It was just about a year ago when President Bush shipped his Fiscal 2007 budget proposal to Congress. That was the one that carried a $100 million cut for the National Park Service. Now, fortunately, that budget proposal was never enacted by Congress.
However, while the administration is touting its FY2008 budget proposal for the Park Service, the target of the president's budget cut from a year ago is in the sights again, although to a greater extent. Of the $100 million proposed to be slashed from the agency's FY07 budget over 2006 levels, nearly $85 million was destined to come from the Park Service's construction and major maintenance budget.
This time around that budget line is proposed to take a hit of about $114 million, according to Bill Wade of the Coalition of National Park Service Retirees.
"That's a pretty substantial decrease in the construction budget," Wade tells me, "and it looks like there will be a decline of some $24 million in land acquisition funding from 2006. That's where they're getting some of the money from the increases that they're touting."
Wade has mixed opinions on the latest budget proposal. He says it's nice to see the Park Service's operations budget get a decent boost, and that it's nice to see that the president wants to put more rangers out in the parks.
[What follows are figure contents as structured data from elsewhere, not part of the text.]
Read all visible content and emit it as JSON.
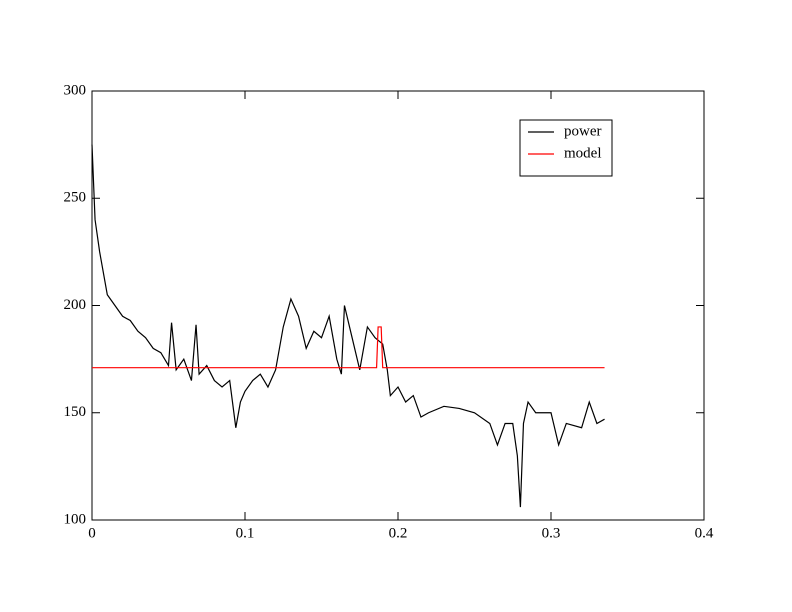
{
  "chart_data": {
    "type": "line",
    "x": [
      0,
      0.002,
      0.005,
      0.01,
      0.015,
      0.02,
      0.025,
      0.03,
      0.035,
      0.04,
      0.045,
      0.05,
      0.052,
      0.055,
      0.06,
      0.065,
      0.068,
      0.07,
      0.075,
      0.08,
      0.085,
      0.09,
      0.094,
      0.097,
      0.1,
      0.105,
      0.11,
      0.115,
      0.12,
      0.125,
      0.13,
      0.135,
      0.14,
      0.145,
      0.15,
      0.155,
      0.16,
      0.163,
      0.165,
      0.17,
      0.175,
      0.18,
      0.185,
      0.19,
      0.193,
      0.195,
      0.2,
      0.205,
      0.21,
      0.215,
      0.22,
      0.23,
      0.24,
      0.25,
      0.26,
      0.265,
      0.27,
      0.275,
      0.278,
      0.28,
      0.282,
      0.285,
      0.29,
      0.3,
      0.305,
      0.31,
      0.32,
      0.325,
      0.33,
      0.335
    ],
    "series": [
      {
        "name": "power",
        "color": "#000000",
        "values": [
          275,
          240,
          225,
          205,
          200,
          195,
          193,
          188,
          185,
          180,
          178,
          172,
          192,
          170,
          175,
          165,
          191,
          168,
          172,
          165,
          162,
          165,
          143,
          155,
          160,
          165,
          168,
          162,
          170,
          190,
          203,
          195,
          180,
          188,
          185,
          195,
          175,
          168,
          200,
          185,
          170,
          190,
          185,
          182,
          170,
          158,
          162,
          155,
          158,
          148,
          150,
          153,
          152,
          150,
          145,
          135,
          145,
          145,
          130,
          106,
          145,
          155,
          150,
          150,
          135,
          145,
          143,
          155,
          145,
          147
        ]
      },
      {
        "name": "model",
        "color": "#ff0000",
        "x": [
          0,
          0.186,
          0.187,
          0.189,
          0.19,
          0.335
        ],
        "values": [
          171,
          171,
          190,
          190,
          171,
          171
        ]
      }
    ],
    "xlim": [
      0,
      0.4
    ],
    "xticks": [
      0,
      0.1,
      0.2,
      0.3,
      0.4
    ],
    "ylim": [
      100,
      300
    ],
    "yticks": [
      100,
      150,
      200,
      250,
      300
    ],
    "legend": "upper right"
  }
}
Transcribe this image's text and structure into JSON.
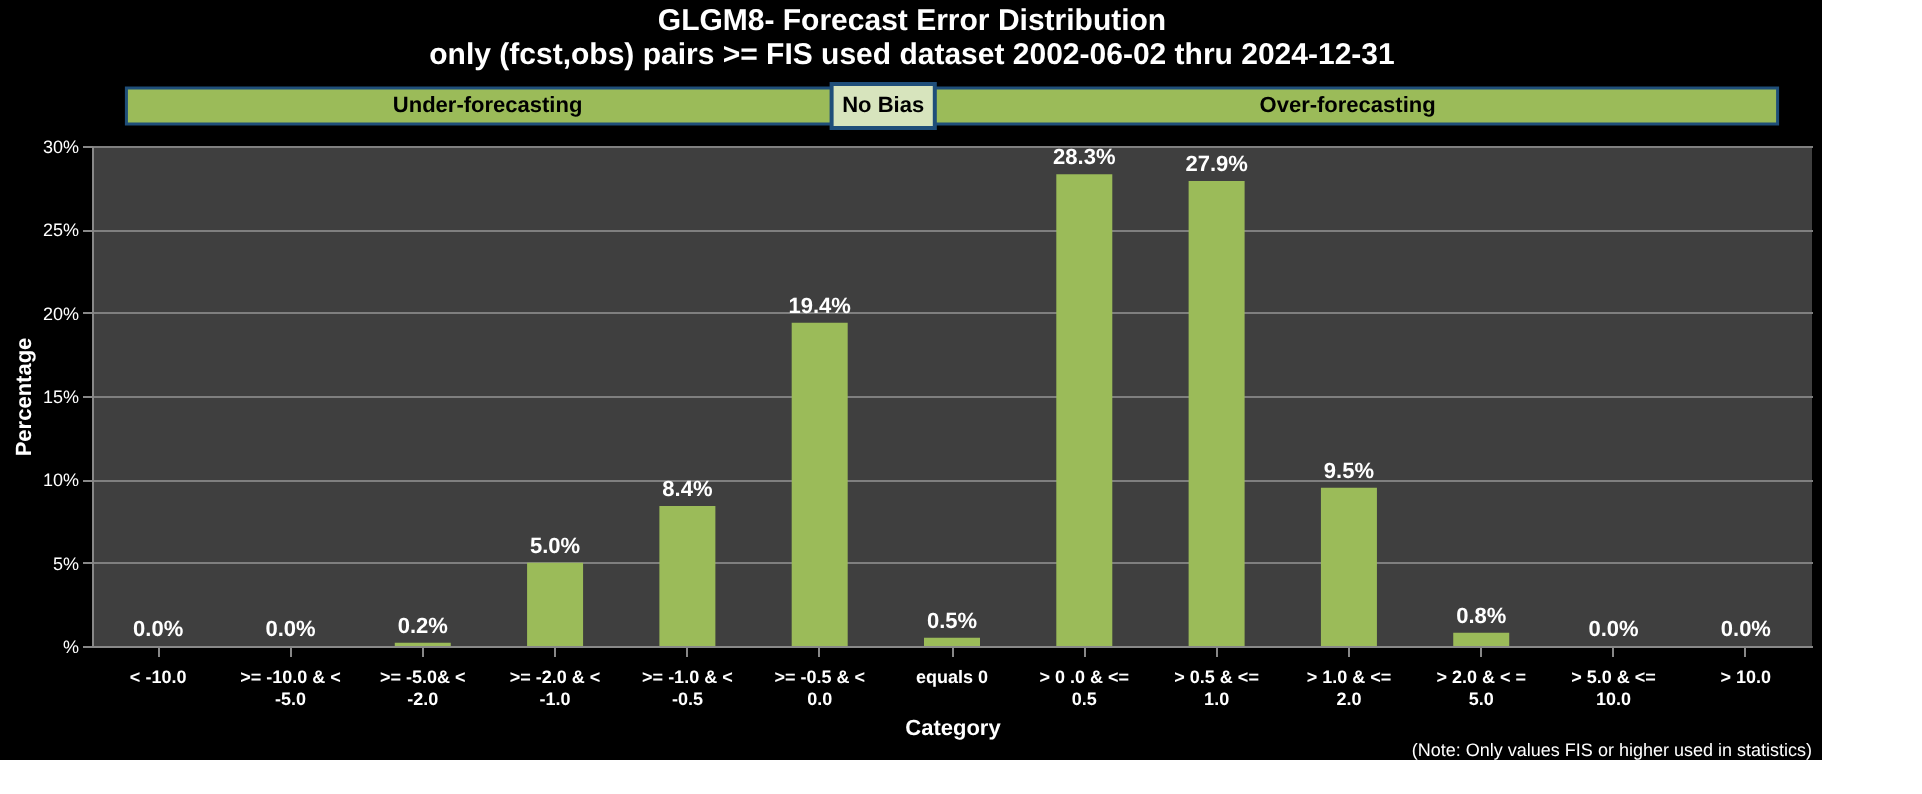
{
  "chart_data": {
    "type": "bar",
    "title": [
      "GLGM8- Forecast Error Distribution",
      "only (fcst,obs) pairs >= FIS used dataset 2002-06-02 thru 2024-12-31"
    ],
    "xlabel": "Category",
    "ylabel": "Percentage",
    "categories": [
      "< -10.0",
      ">= -10.0 & < -5.0",
      ">= -5.0& < -2.0",
      ">= -2.0 & < -1.0",
      ">= -1.0 & < -0.5",
      ">= -0.5 & < 0.0",
      "equals 0",
      "> 0 .0 & <= 0.5",
      "> 0.5 & <= 1.0",
      "> 1.0 & <= 2.0",
      "> 2.0 & < = 5.0",
      "> 5.0 & <= 10.0",
      "> 10.0"
    ],
    "values": [
      0.0,
      0.0,
      0.2,
      5.0,
      8.4,
      19.4,
      0.5,
      28.3,
      27.9,
      9.5,
      0.8,
      0.0,
      0.0
    ],
    "value_labels": [
      "0.0%",
      "0.0%",
      "0.2%",
      "5.0%",
      "8.4%",
      "19.4%",
      "0.5%",
      "28.3%",
      "27.9%",
      "9.5%",
      "0.8%",
      "0.0%",
      "0.0%"
    ],
    "color": "#9bbb59",
    "ylim": [
      0,
      30
    ],
    "yticks": [
      {
        "value": 0,
        "label": "%"
      },
      {
        "value": 5,
        "label": "5%"
      },
      {
        "value": 10,
        "label": "10%"
      },
      {
        "value": 15,
        "label": "15%"
      },
      {
        "value": 20,
        "label": "20%"
      },
      {
        "value": 25,
        "label": "25%"
      },
      {
        "value": 30,
        "label": "30%"
      }
    ],
    "grid": "y",
    "annotations": [
      "Under-forecasting",
      "No Bias",
      "Over-forecasting",
      "(Note: Only values FIS or higher used in statistics)"
    ]
  }
}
"I think the fact that there has been a lot of focus on restoring a lot of the annual operations capability in parks is unquestionably a good thing," he says, only to add that, "Certainly, it comes at the expense of some other things. There is a bit of robbing Peter to pay Paul."
That said, Wade ventures that, "given the overall situation that parks face, that's probably an appropriate trade-off."
Of course, it might not be to the parks that see proposed construction projects pushed off further into the future. Will Mesa Verde lose that museum and visitor's center Fran promised last summer? Will Apostle Islands National Lakeshore ever get the money it needs to repair and maintain its historic light stations?
One thing about the president's budget proposal that definitely chafes Wade is the plan to try to raise $3 billion in public and private funding to buff up the park system between now and the Park Service's centennial in 2016.
"You know, that seems to us to be another one of those examples of the increasing intent on the part of this administration in particular to continue to try to get private money to run the parks," says Wade. "We've said all along that we think that is a dangerous avenue to go down. ...I can't help but believe that it's not a good idea to keep pushing to get more private money to run the national parks. I don't think that's what the American people want."